Aside from potentially losing her community, Nichols says news about the ban takes away from issues she considers more important, like gun violence, which took her son's life.
On June 24, 2022, Nichols' son Randon Lee was shot and killed at a gas station in Prichard, Alabama.
"They're worried about the wrong things in this country," Nichols says. "We're losing more lives every day. I've lost a child to gun violence, let's not forget that. But they are worried about an app."
Nichols, like other creators including Alexandra Doten, who uses TikTok to create educational videos about space and science under @astroalexandra, aren't sure what will happen next with the ban.
While both creators encourage people to follow them on other social media platforms including Facebook and Instagram, they agree that those other apps don't allow for the same connectivity and reach.
"I've tried in the past getting people to follow me on other apps and it's never really worked," Doten, 23, who has 2 million followers, says.

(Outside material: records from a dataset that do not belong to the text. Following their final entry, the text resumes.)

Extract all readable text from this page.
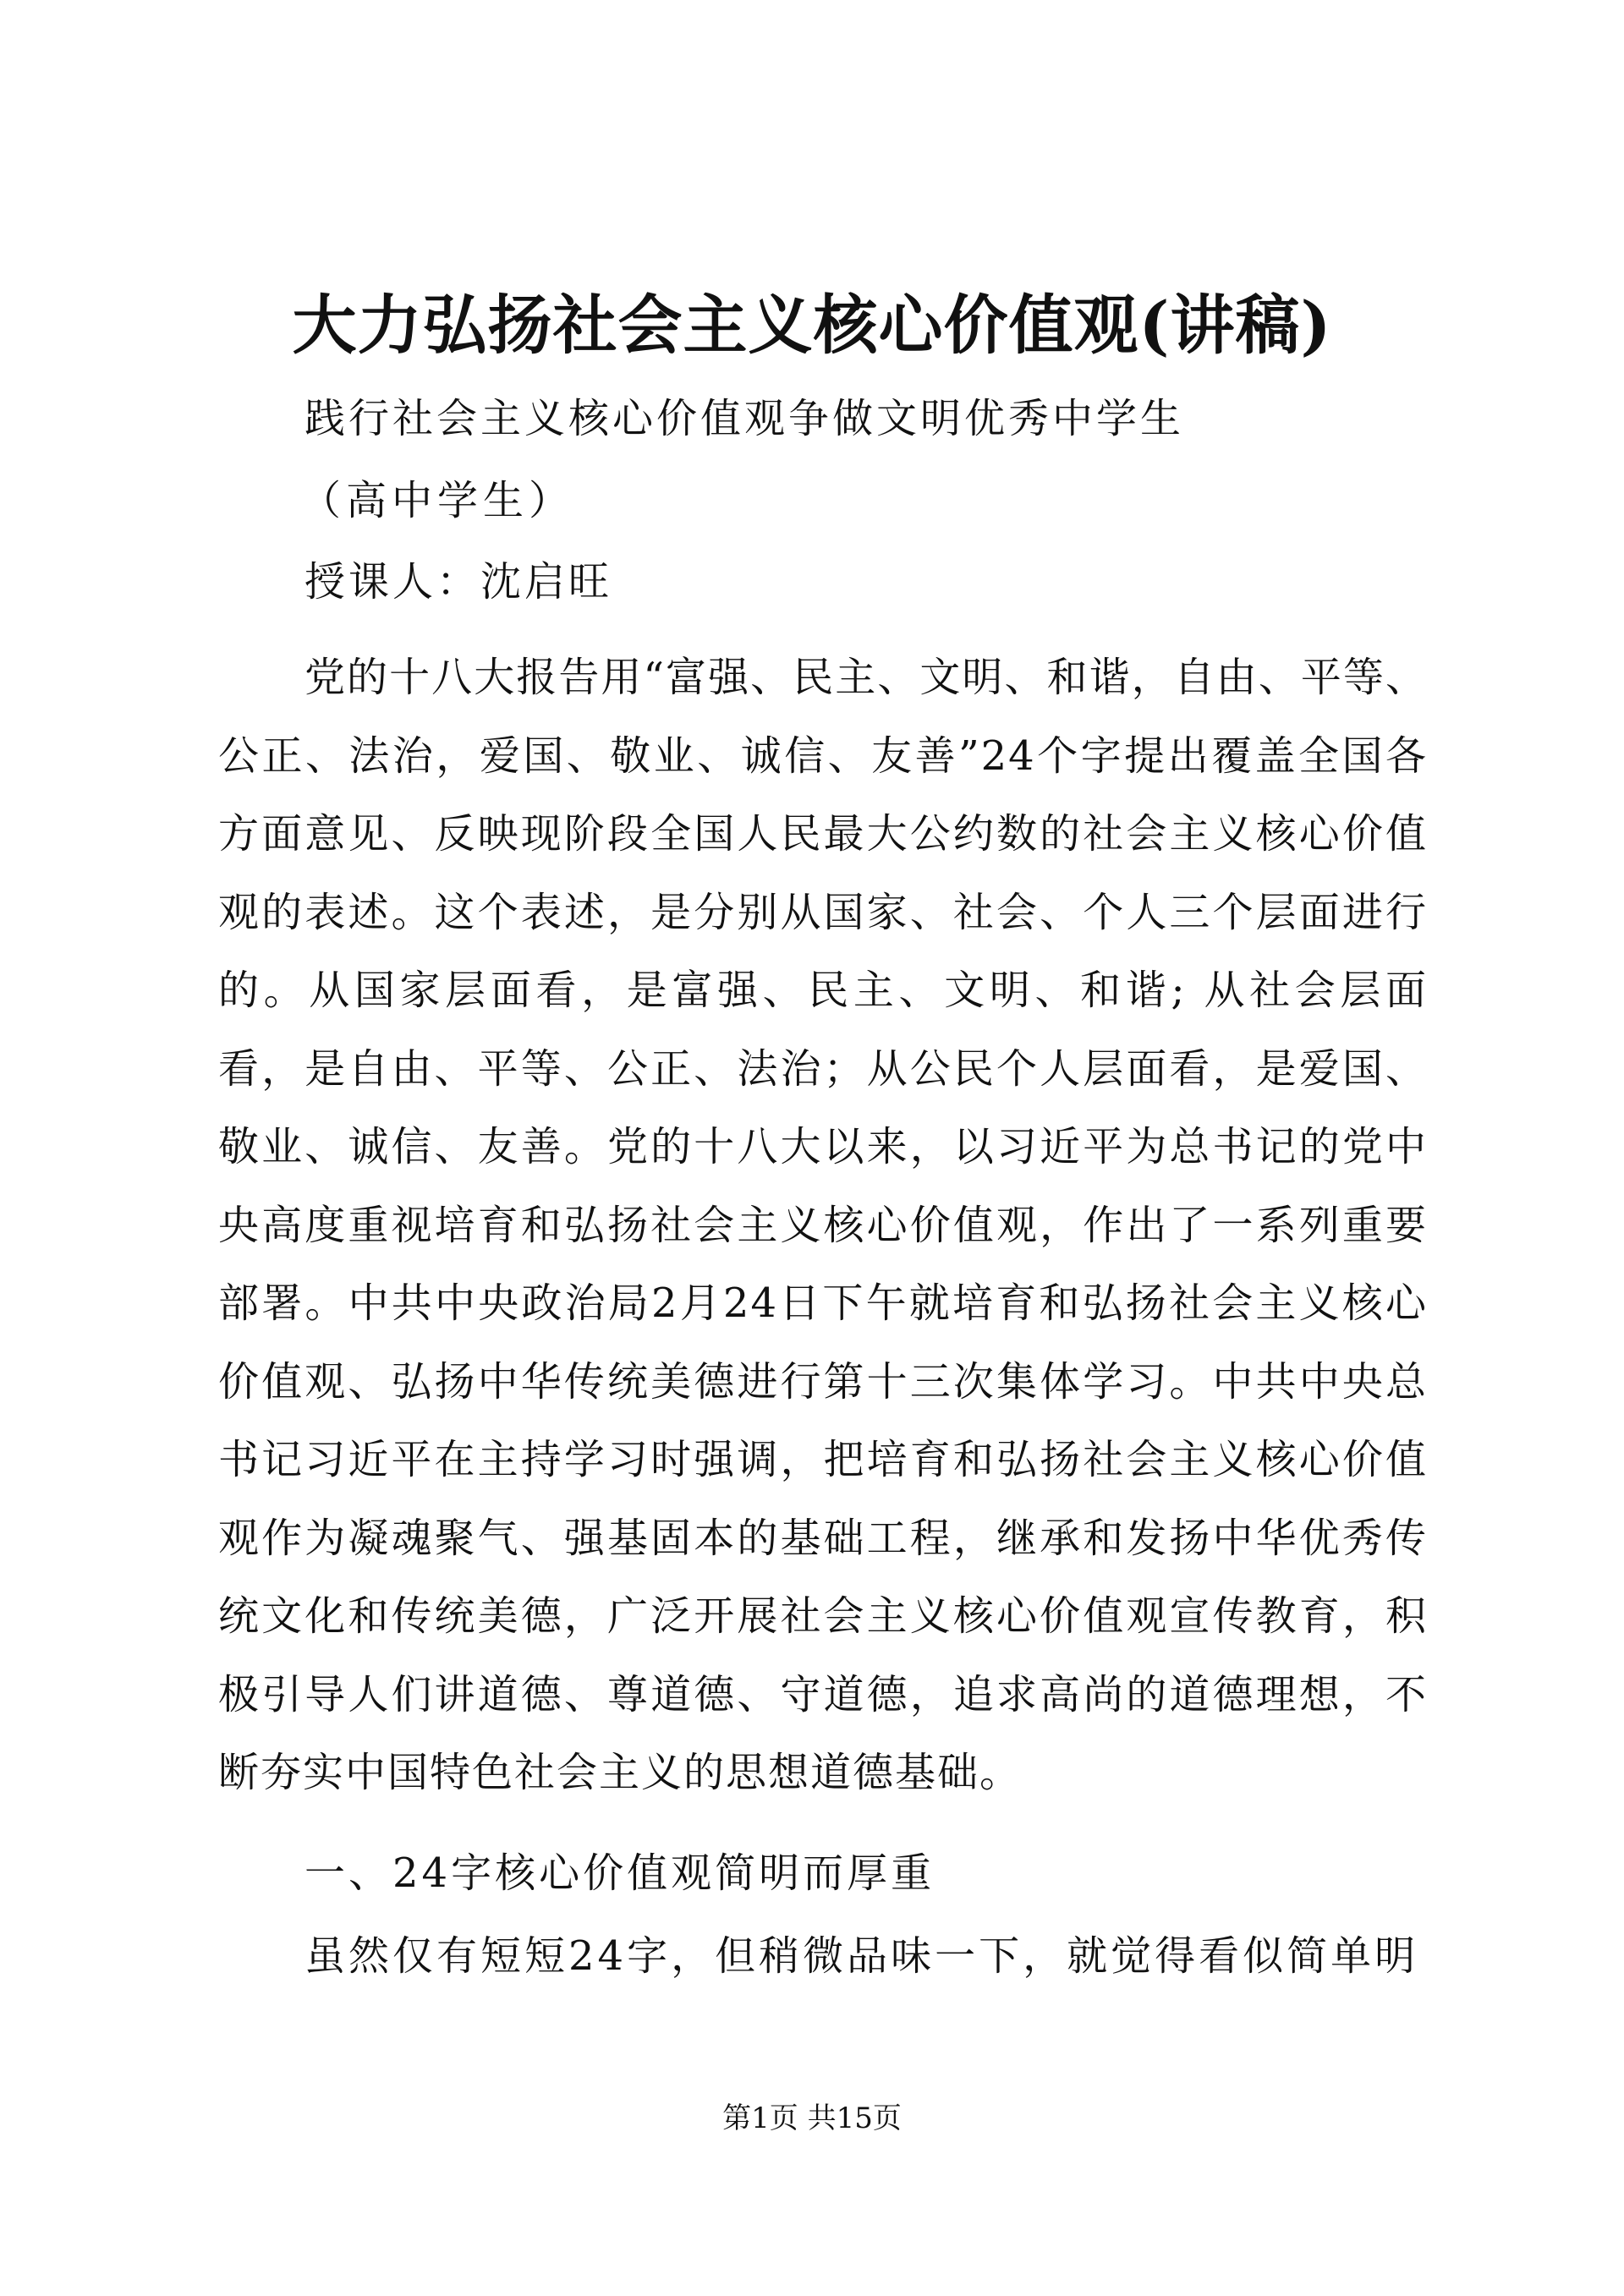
大力弘扬社会主义核心价值观(讲稿)
践行社会主义核心价值观争做文明优秀中学生
（高中学生）
授课人：沈启旺
党的十八大报告用“富强、民主、文明、和谐，自由、平等、公正、法治，爱国、敬业、诚信、友善”24个字提出覆盖全国各方面意见、反映现阶段全国人民最大公约数的社会主义核心价值观的表述。这个表述，是分别从国家、社会、个人三个层面进行的。从国家层面看，是富强、民主、文明、和谐; 从社会层面看，是自由、平等、公正、法治；从公民个人层面看，是爱国、敬业、诚信、友善。党的十八大以来，以习近平为总书记的党中央高度重视培育和弘扬社会主义核心价值观，作出了一系列重要部署。中共中央政治局2月24日下午就培育和弘扬社会主义核心价值观、弘扬中华传统美德进行第十三次集体学习。中共中央总书记习近平在主持学习时强调，把培育和弘扬社会主义核心价值观作为凝魂聚气、强基固本的基础工程，继承和发扬中华优秀传统文化和传统美德，广泛开展社会主义核心价值观宣传教育，积极引导人们讲道德、尊道德、守道德，追求高尚的道德理想，不断夯实中国特色社会主义的思想道德基础。
一、24字核心价值观简明而厚重
虽然仅有短短24字，但稍微品味一下，就觉得看似简单明
第1页 共15页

"But if we get to that last minute situation, I certainly will make a video pleading to my followers to transfer over to other apps. Although I know a lot of my followers and a lot of the people who are commenting on my videos do say they are planning on completely deleting their social media apps if TikTok is banned," she adds.
But creators like Nichols aren't planning on giving up the fight anytime soon.
"We need to speak up," she says. "We need to let our elected officials know, 'Hey, this is what you're doing, and this is what the outcome is going to be and not going to be good.'"
"It's not even going to be beneficial for people's mental health. People have really found family and their community and they're going to wake up one morning and not know where these people that they talk to every day that they call their TikTok family went," she adds.
At the very least, a TikTok ban would inspire a kind of identity shift for these creators, or an internet existential crisis.
TikTok creator Estefanía "Tefi" Pessoa, who posts funny and relatable videos under @hellotefi to 1.6 million followers, tells TODAY.com that she might return to YouTube — where she started her career — but it wouldn't be the same.
"It would be very odd," she says. "All my interviews and podcasts and all that stuff would be about how people feel now that it's over."
"I would be someone that used to be on TikTok and that's weird."